La reducción de jornada implica una caída directa del tiempo de trabajo –un 7,1% menos–, lo que obliga a la Administración a reorganizar sus recursos o, lo que es más probable, a aumentar la plantilla. Áreas como el SEPE, la Seguridad Social y las oficinas de Extranjería, ya saturadas, se enfrentan a retos adicionales, como la regularización de miles de personas, que exacerbarán la presión sobre los servicios.

Un envejecimiento demográfico que desgasta la administración
Pero la cuestión de la plantilla va más allá de la OEP. Un informe de Función Pública revela una preocupante realidad: en 2020, más del 66% de los empleados públicos de la AGE tenían 50 años o más, con una edad media superior a los 51 años. El personal laboral fijo superaba incluso esa cifra, con una edad media de 54,1 años. A este panorama se suma una pérdida neta de 45.821 efectivos entre 2014 y 2019, compensada solo parcialmente por 17.784 incorporaciones. La cifra habla por sí sola: las nuevas incorporaciones no logran cubrir las bajas, lo que perpetúa un envejecimiento progresivo de la plantilla.

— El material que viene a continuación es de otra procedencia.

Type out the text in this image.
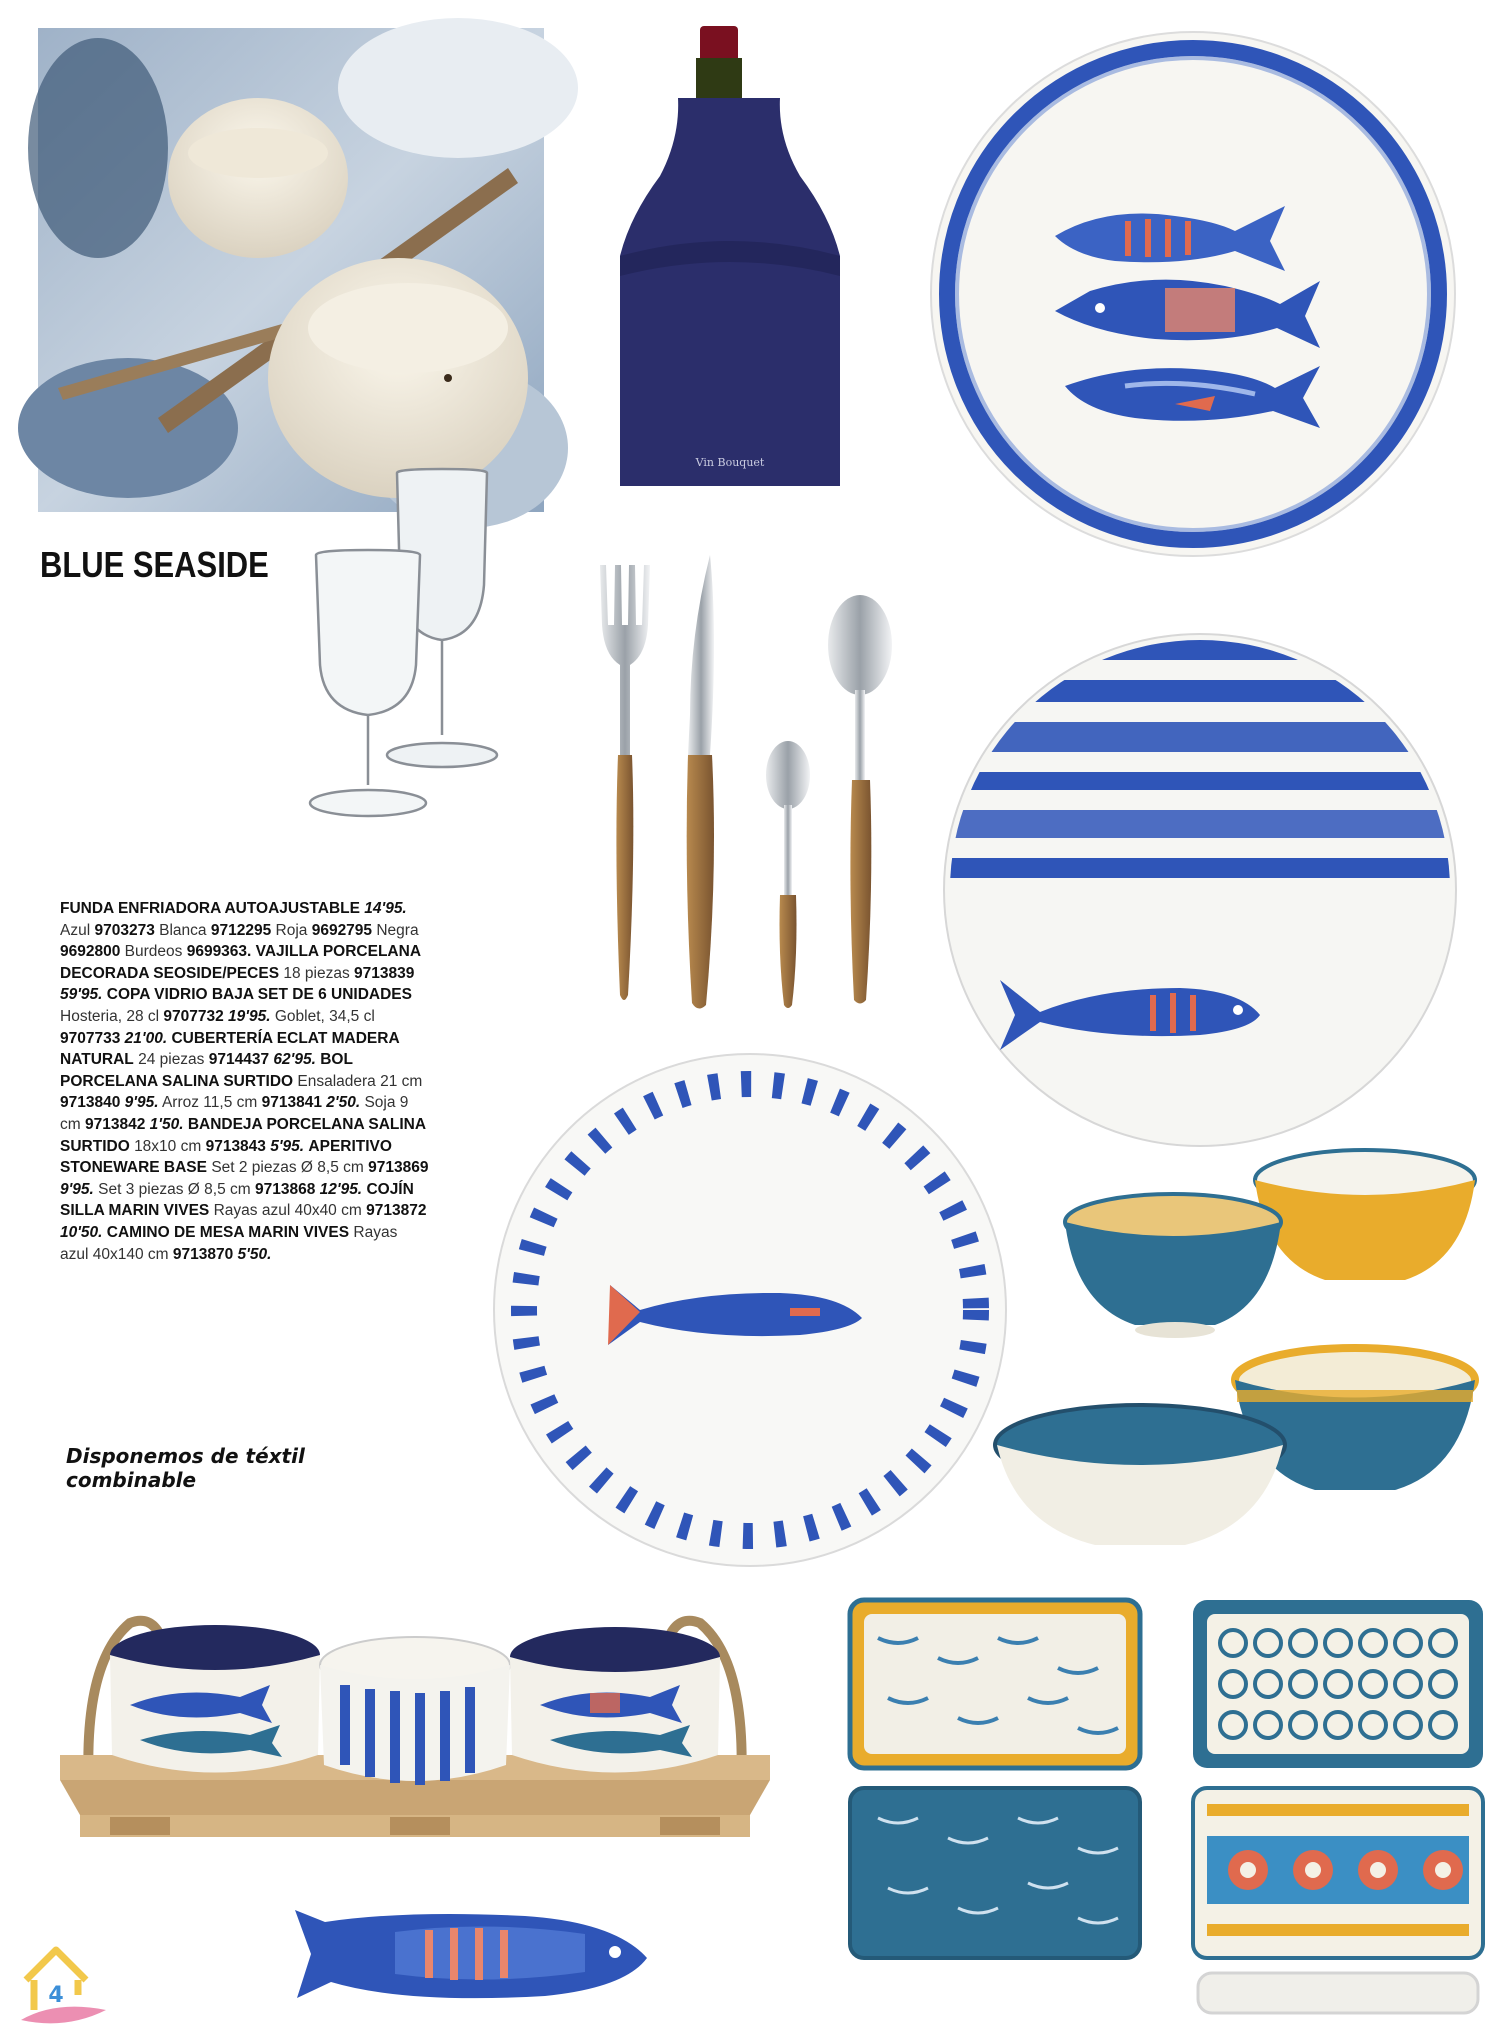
Vin Bouquet
BLUE SEASIDE
FUNDA ENFRIADORA AUTOAJUSTABLE 14'95. Azul 9703273 Blanca 9712295 Roja 9692795 Negra 9692800 Burdeos 9699363. VAJILLA PORCELANA DECORADA SEOSIDE/PECES 18 piezas 9713839 59'95. COPA VIDRIO BAJA SET DE 6 UNIDADES Hosteria, 28 cl 9707732 19'95. Goblet, 34,5 cl 9707733 21'00. CUBERTERÍA ECLAT MADERA NATURAL 24 piezas 9714437 62'95. BOL PORCELANA SALINA SURTIDO Ensaladera 21 cm 9713840 9'95. Arroz 11,5 cm 9713841 2'50. Soja 9 cm 9713842 1'50. BANDEJA PORCELANA SALINA SURTIDO 18x10 cm 9713843 5'95. APERITIVO STONEWARE BASE Set 2 piezas Ø 8,5 cm 9713869 9'95. Set 3 piezas Ø 8,5 cm 9713868 12'95. COJÍN SILLA MARIN VIVES Rayas azul 40x40 cm 9713872 10'50. CAMINO DE MESA MARIN VIVES Rayas azul 40x140 cm 9713870 5'50.
Disponemos de téxtil
combinable
4
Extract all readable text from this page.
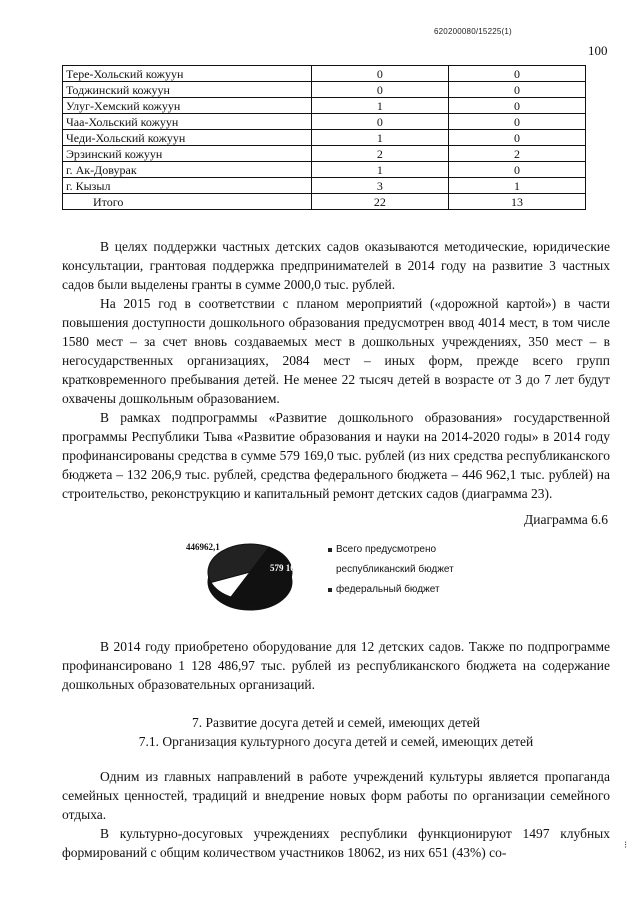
620200080/15225(1)
100
Тере-Хольский кожуун	0	0
Тоджинский кожуун	0	0
Улуг-Хемский кожуун	1	0
Чаа-Хольский кожуун	0	0
Чеди-Хольский кожуун	1	0
Эрзинский кожуун	2	2
г. Ак-Довурак	1	0
г. Кызыл	3	1
Итого	22	13

В целях поддержки частных детских садов оказываются методические, юридические консультации, грантовая поддержка предпринимателей в 2014 году на развитие 3 частных садов были выделены гранты в сумме 2000,0 тыс. рублей.

На 2015 год в соответствии с планом мероприятий («дорожной картой») в части повышения доступности дошкольного образования предусмотрен ввод 4014 мест, в том числе 1580 мест – за счет вновь создаваемых мест в дошкольных учреждениях, 350 мест – в негосударственных организациях, 2084 мест – иных форм, прежде всего групп кратковременного пребывания детей. Не менее 22 тысяч детей в возрасте от 3 до 7 лет будут охвачены дошкольным образованием.

В рамках подпрограммы «Развитие дошкольного образования» государственной программы Республики Тыва «Развитие образования и науки на 2014-2020 годы» в 2014 году профинансированы средства в сумме 579 169,0 тыс. рублей (из них средства республиканского бюджета – 132 206,9 тыс. рублей, средства федерального бюджета – 446 962,1 тыс. рублей) на строительство, реконструкцию и капитальный ремонт детских садов (диаграмма 23).

Диаграмма 6.6
446962,1
579 169,00
132206,9
Всего предусмотрено
республиканский бюджет
федеральный бюджет

В 2014 году приобретено оборудование для 12 детских садов. Также по подпрограмме профинансировано 1 128 486,97 тыс. рублей из республиканского бюджета на содержание дошкольных образовательных организаций.

7. Развитие досуга детей и семей, имеющих детей
7.1. Организация культурного досуга детей и семей, имеющих детей

Одним из главных направлений в работе учреждений культуры является пропаганда семейных ценностей, традиций и внедрение новых форм работы по организации семейного отдыха.

В культурно-досуговых учреждениях республики функционируют 1497 клубных формирований с общим количеством участников 18062, из них 651 (43%) со-	⁝
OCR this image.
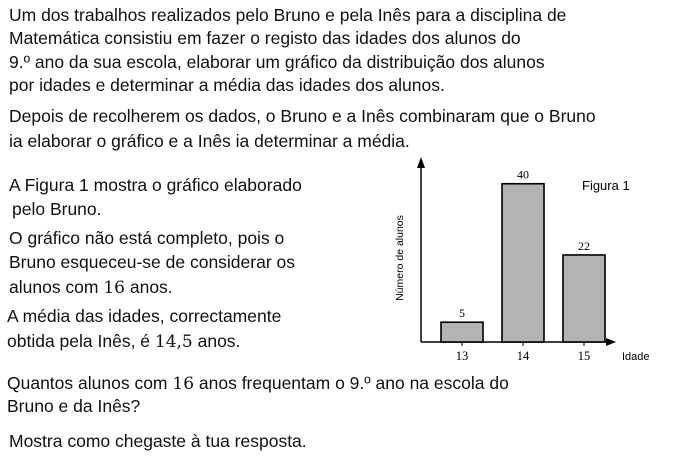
Um dos trabalhos realizados pelo Bruno e pela Inês para a disciplina de
Matemática consistiu em fazer o registo das idades dos alunos do
9.º ano da sua escola, elaborar um gráfico da distribuição dos alunos
por idades e determinar a média das idades dos alunos.
Depois de recolherem os dados, o Bruno e a Inês combinaram que o Bruno
ia elaborar o gráfico e a Inês ia determinar a média.
A Figura 1 mostra o gráfico elaborado
pelo Bruno.
O gráfico não está completo, pois o
Bruno esqueceu-se de considerar os
alunos com 16 anos.
A média das idades, correctamente
obtida pela Inês, é 14,5 anos.
Quantos alunos com 16 anos frequentam o 9.º ano na escola do
Bruno e da Inês?
Mostra como chegaste à tua resposta.
13	14	15
5
40
22
Figura 1
Número de alunos
Idade
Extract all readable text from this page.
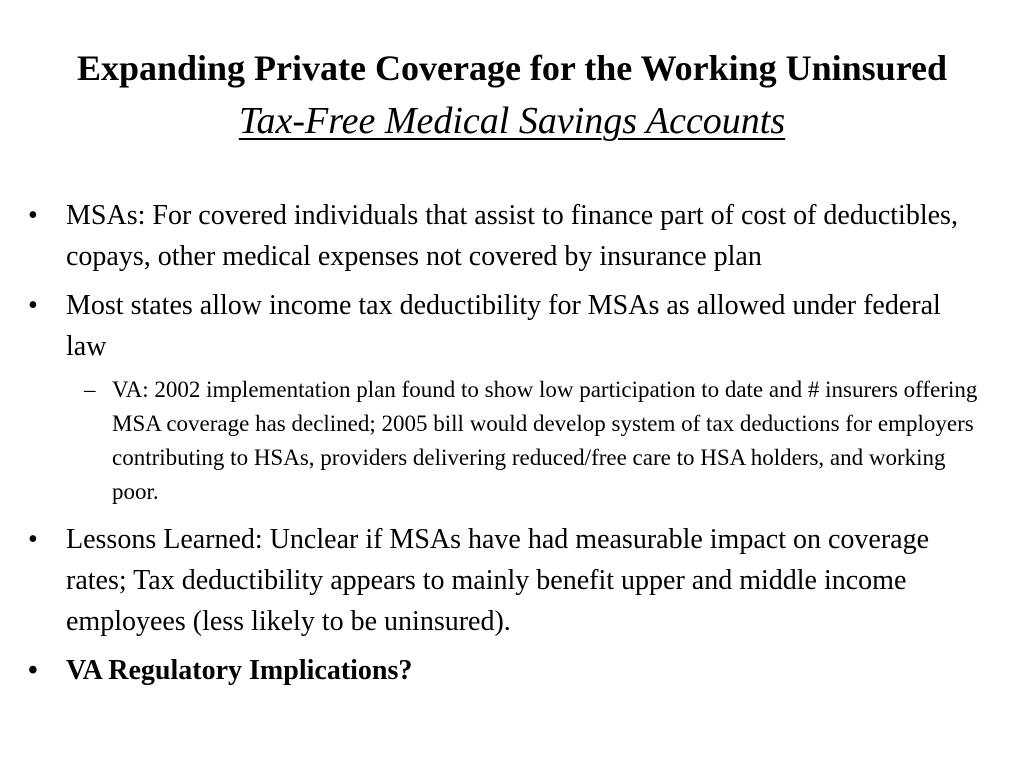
Expanding Private Coverage for the Working Uninsured
Tax-Free Medical Savings Accounts
• MSAs: For covered individuals that assist to finance part of cost of deductibles, copays, other medical expenses not covered by insurance plan
• Most states allow income tax deductibility for MSAs as allowed under federal law
– VA: 2002 implementation plan found to show low participation to date and # insurers offering MSA coverage has declined; 2005 bill would develop system of tax deductions for employers contributing to HSAs, providers delivering reduced/free care to HSA holders, and working poor.
• Lessons Learned: Unclear if MSAs have had measurable impact on coverage rates; Tax deductibility appears to mainly benefit upper and middle income employees (less likely to be uninsured).
• VA Regulatory Implications?
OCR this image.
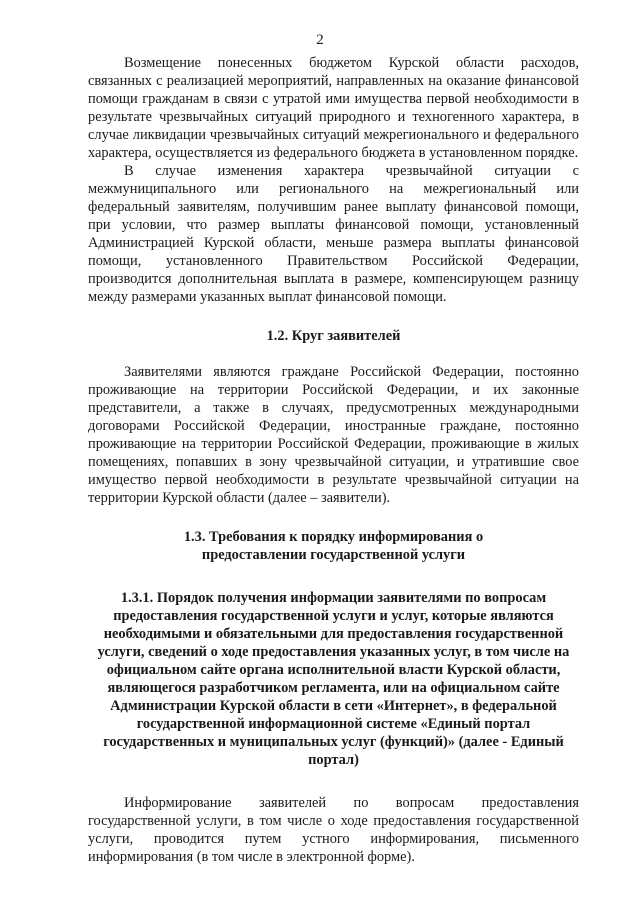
2

Возмещение понесенных бюджетом Курской области расходов, связанных с реализацией мероприятий, направленных на оказание финансовой помощи гражданам в связи с утратой ими имущества первой необходимости в результате чрезвычайных ситуаций природного и техногенного характера, в случае ликвидации чрезвычайных ситуаций межрегионального и федерального характера, осуществляется из федерального бюджета в установленном порядке.

В случае изменения характера чрезвычайной ситуации с межмуниципального или регионального на межрегиональный или федеральный заявителям, получившим ранее выплату финансовой помощи, при условии, что размер выплаты финансовой помощи, установленный Администрацией Курской области, меньше размера выплаты финансовой помощи, установленного Правительством Российской Федерации, производится дополнительная выплата в размере, компенсирующем разницу между размерами указанных выплат финансовой помощи.

1.2. Круг заявителей

Заявителями являются граждане Российской Федерации, постоянно проживающие на территории Российской Федерации, и их законные представители, а также в случаях, предусмотренных международными договорами Российской Федерации, иностранные граждане, постоянно проживающие на территории Российской Федерации, проживающие в жилых помещениях, попавших в зону чрезвычайной ситуации, и утратившие свое имущество первой необходимости в результате чрезвычайной ситуации на территории Курской области (далее – заявители).

1.3. Требования к порядку информирования о
предоставлении государственной услуги
1.3.1. Порядок получения информации заявителями по вопросам предоставления государственной услуги и услуг, которые являются необходимыми и обязательными для предоставления государственной услуги, сведений о ходе предоставления указанных услуг, в том числе на официальном сайте органа исполнительной власти Курской области, являющегося разработчиком регламента, или на официальном сайте Администрации Курской области в сети «Интернет», в федеральной государственной информационной системе «Единый портал государственных и муниципальных услуг (функций)» (далее - Единый портал)

Информирование заявителей по вопросам предоставления государственной услуги, в том числе о ходе предоставления государственной услуги, проводится путем устного информирования, письменного информирования (в том числе в электронной форме).
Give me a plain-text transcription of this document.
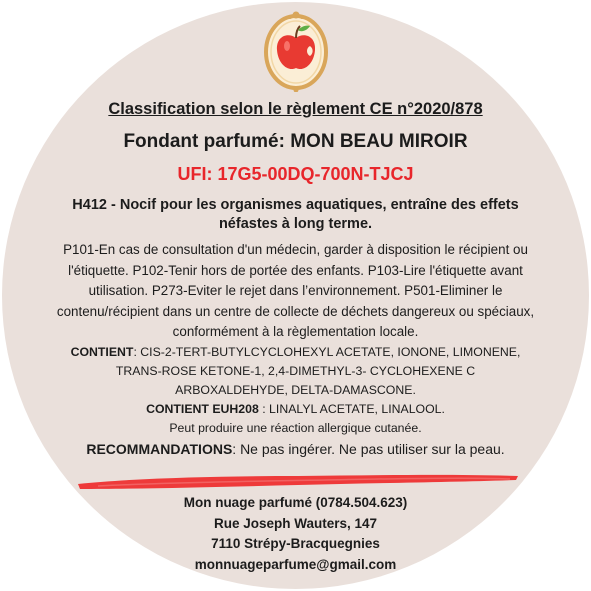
Classification selon le règlement CE n°2020/878
Fondant parfumé: MON BEAU MIROIR
UFI: 17G5-00DQ-700N-TJCJ
H412 - Nocif pour les organismes aquatiques, entraîne des effets
néfastes à long terme.
P101-En cas de consultation d'un médecin, garder à disposition le récipient ou
l'étiquette. P102-Tenir hors de portée des enfants. P103-Lire l'étiquette avant
utilisation. P273-Eviter le rejet dans l’environnement. P501-Eliminer le
contenu/récipient dans un centre de collecte de déchets dangereux ou spéciaux,
conformément à la règlementation locale.
CONTIENT: CIS-2-TERT-BUTYLCYCLOHEXYL ACETATE, IONONE, LIMONENE,
TRANS-ROSE KETONE-1, 2,4-DIMETHYL-3- CYCLOHEXENE C
ARBOXALDEHYDE, DELTA-DAMASCONE.
CONTIENT EUH208 : LINALYL ACETATE, LINALOOL.
Peut produire une réaction allergique cutanée.
RECOMMANDATIONS: Ne pas ingérer. Ne pas utiliser sur la peau.
Mon nuage parfumé (0784.504.623)
Rue Joseph Wauters, 147
7110 Strépy-Bracquegnies
monnuageparfume@gmail.com
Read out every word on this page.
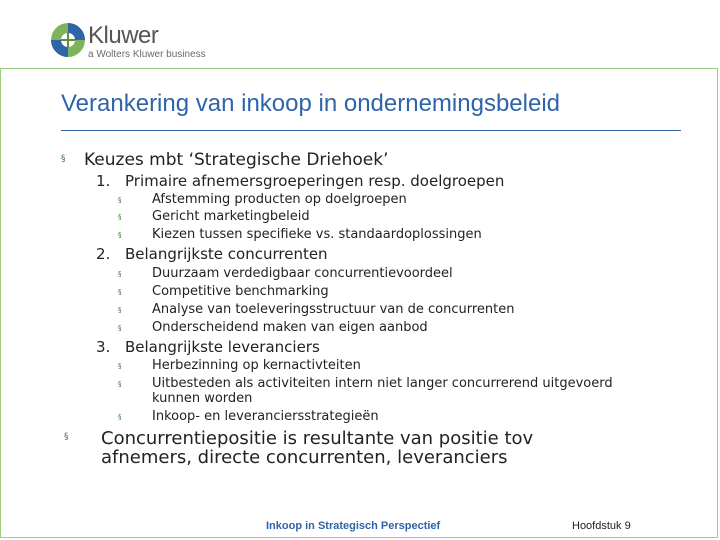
Kluwer
a Wolters Kluwer business
Verankering van inkoop in ondernemingsbeleid
§ Keuzes mbt ‘Strategische Driehoek’
1. Primaire afnemersgroeperingen resp. doelgroepen
§ Afstemming producten op doelgroepen
§ Gericht marketingbeleid
§ Kiezen tussen specifieke vs. standaardoplossingen
2. Belangrijkste concurrenten
§ Duurzaam verdedigbaar concurrentievoordeel
§ Competitive benchmarking
§ Analyse van toeleveringsstructuur van de concurrenten
§ Onderscheidend maken van eigen aanbod
3. Belangrijkste leveranciers
§ Herbezinning op kernactivteiten
§ Uitbesteden als activiteiten intern niet langer concurrerend uitgevoerd kunnen worden
§ Inkoop- en leveranciersstrategieën
§ Concurrentiepositie is resultante van positie tov afnemers, directe concurrenten, leveranciers
Inkoop in Strategisch Perspectief	Hoofdstuk 9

Las proyecciones para 2030 son alarmantes. Se estima que más del 56,82% de la plantilla actual se jubilará, afectando especialmente a los colectivos C2 (72,28% de bajas), C1 (61,85%) y E (94,96%). Esto, sumado a que un 21% de la plantilla supera ya los 60 años, anuncia una tormenta perfecta para la prestación de servicios a la ciudadanía.

Un calendario laboral en transformación y demandas sindicales
La implantación de las 35 horas no solo exige una revisión de la planificación de recursos humanos sino también la adaptación de los calendarios laborales. Los servicios con atención al público deberán ajustar sus horarios, y las jornadas especiales se reducirán proporcionalmente. Los sindicatos, por su parte, exigen que la nueva OEP vaya más allá de la mera reposición, reforzando efectivamente los servicios públicos y eliminando la tasa de reposición, que limita la capacidad de las administraciones para contratar según sus necesidades reales.
El Gobierno proclama la modernización de la Administración y la atracción de talento como objetivos principales. Pero la realidad es que, sin un refuerzo significativo de las plantillas, la reducción de jornada puede agravar la tensión existente, convirtiendo una medida con buenas intenciones en una nueva fuente de problemas para la Administración y los ciudadanos. El desafío, ahora, es evitar que la reducción de la jornada se traduzca en una disminución de la calidad del servicio público.